Just as the telephone wasn’t brand new during the 1918 influenza, video conferencing has been around for decades, but it has taken on a very new utility during COVID-19. Applications such as Zoom, Google Hangouts, and Blackboard have proved vital to ensuring social distancing protocols and the continuity of operations for governments, businesses, and schools, as well as providing much-needed social interaction.
Occluded Facial Recognition
Seeing people in protective masks in public prior to COVID-19 wasn’t unheard of, but it was uncommon. It is now the norm, and facial recognition companies have been confronted with the need to compensate for partially covered faces.
NIST recently did a study on how masks affect existing facial recognition software and the results were not good as, “even the best of the 89 commercial facial recognition algorithms tested had error rates between 5% and 50% in matching digitally applied face masks with photos of the same person without a mask.”
But this reality has forced companies to double their efforts to improve recognition algorithms as this still burgeoning technology continues to support identity management and critical infrastructure systems, as well as the safety and security of communities.
The pandemic has triggered an unprecedented demand for digital health technology solutions and has expedited the formation of key public-private partnerships between government organizations and top technology and health companies.
The World Health Organization joined forces with some of the world’s leading tech companies to fight the COVID-19 pandemic leading to solutions like social media misinformation tools, messaging service health alert integrations, and optimized COVID-19 visualization resources.

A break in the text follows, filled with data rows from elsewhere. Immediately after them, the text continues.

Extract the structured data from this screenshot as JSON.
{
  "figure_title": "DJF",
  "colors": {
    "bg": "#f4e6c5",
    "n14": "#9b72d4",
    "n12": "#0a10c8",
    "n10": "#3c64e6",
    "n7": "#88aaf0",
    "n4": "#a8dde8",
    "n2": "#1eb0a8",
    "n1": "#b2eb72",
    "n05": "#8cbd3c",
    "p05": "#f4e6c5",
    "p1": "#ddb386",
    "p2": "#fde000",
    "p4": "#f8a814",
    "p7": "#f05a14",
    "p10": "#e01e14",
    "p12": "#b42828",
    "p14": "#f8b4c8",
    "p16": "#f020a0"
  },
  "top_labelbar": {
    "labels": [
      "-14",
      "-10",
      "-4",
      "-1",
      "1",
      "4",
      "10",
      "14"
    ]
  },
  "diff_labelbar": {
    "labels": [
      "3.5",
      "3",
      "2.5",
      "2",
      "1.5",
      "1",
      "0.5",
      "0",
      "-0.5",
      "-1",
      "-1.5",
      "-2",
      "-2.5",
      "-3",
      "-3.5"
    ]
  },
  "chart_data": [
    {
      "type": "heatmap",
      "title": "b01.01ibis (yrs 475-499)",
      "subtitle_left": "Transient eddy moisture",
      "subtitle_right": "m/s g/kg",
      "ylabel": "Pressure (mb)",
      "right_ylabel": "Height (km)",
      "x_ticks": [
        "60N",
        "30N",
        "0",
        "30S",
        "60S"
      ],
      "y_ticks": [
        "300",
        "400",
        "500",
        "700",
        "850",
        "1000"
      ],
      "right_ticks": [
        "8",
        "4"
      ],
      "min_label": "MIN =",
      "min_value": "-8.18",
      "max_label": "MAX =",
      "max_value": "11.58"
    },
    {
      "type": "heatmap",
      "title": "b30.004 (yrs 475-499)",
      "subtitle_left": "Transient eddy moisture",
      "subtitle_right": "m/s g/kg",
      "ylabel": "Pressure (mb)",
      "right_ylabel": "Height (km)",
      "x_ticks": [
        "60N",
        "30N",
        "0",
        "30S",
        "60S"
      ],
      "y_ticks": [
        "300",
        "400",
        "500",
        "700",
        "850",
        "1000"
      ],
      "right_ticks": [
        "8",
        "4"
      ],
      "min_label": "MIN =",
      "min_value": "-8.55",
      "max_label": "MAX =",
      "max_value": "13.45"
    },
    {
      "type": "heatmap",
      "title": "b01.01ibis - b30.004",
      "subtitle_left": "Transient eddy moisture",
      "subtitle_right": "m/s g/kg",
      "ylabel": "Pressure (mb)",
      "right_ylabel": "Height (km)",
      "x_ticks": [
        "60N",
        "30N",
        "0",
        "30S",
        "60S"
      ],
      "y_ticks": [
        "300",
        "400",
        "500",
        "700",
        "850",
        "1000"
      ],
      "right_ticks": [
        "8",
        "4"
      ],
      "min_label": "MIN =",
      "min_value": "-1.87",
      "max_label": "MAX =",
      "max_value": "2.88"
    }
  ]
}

The National Institutes of Health joined forces with leading pharmaceutical companies to accelerate pandemic response and the Department of Health and Human Services partnered with national pharmacy and grocery retail chains to leverage logistical and operational efficiencies to provide America convenient access to COVID-19 testing.
Trial by Fire
The ancient Greek philosopher Plato once said, “Necessity is the mother of invention.”
Despite the hardship we’ve endured and lives we’ve mourned, this COVID-19 moment has presented an opportunity to grow. Not only within the realm of technology – though its aid in combating COVID-19 has been inextricable from our successes – but also as countries, communities, and people.
In recounting how the 1918 Flu Pandemic inspired a search for causes and cures that contributed to medical and technological breakthroughs, some of which we still use today, STEM education specialist Rob Wallace touches upon the bedrock on which innovation shines brightest.
“This story shows many of the hallmarks that distinguish advancements in the history of scientific innovation: collaboration of researchers across institutions and nations, the serendipitous discovery of phenomena and tools that become keys to answering other questions, and the creativity that researchers use in the face of necessity.” –Rob Wallace, National WWII Museum
Perhaps we’ll still be using some of the innovations created during the COVID-19 pandemic a century from now. And perhaps they will save a few more lives as well.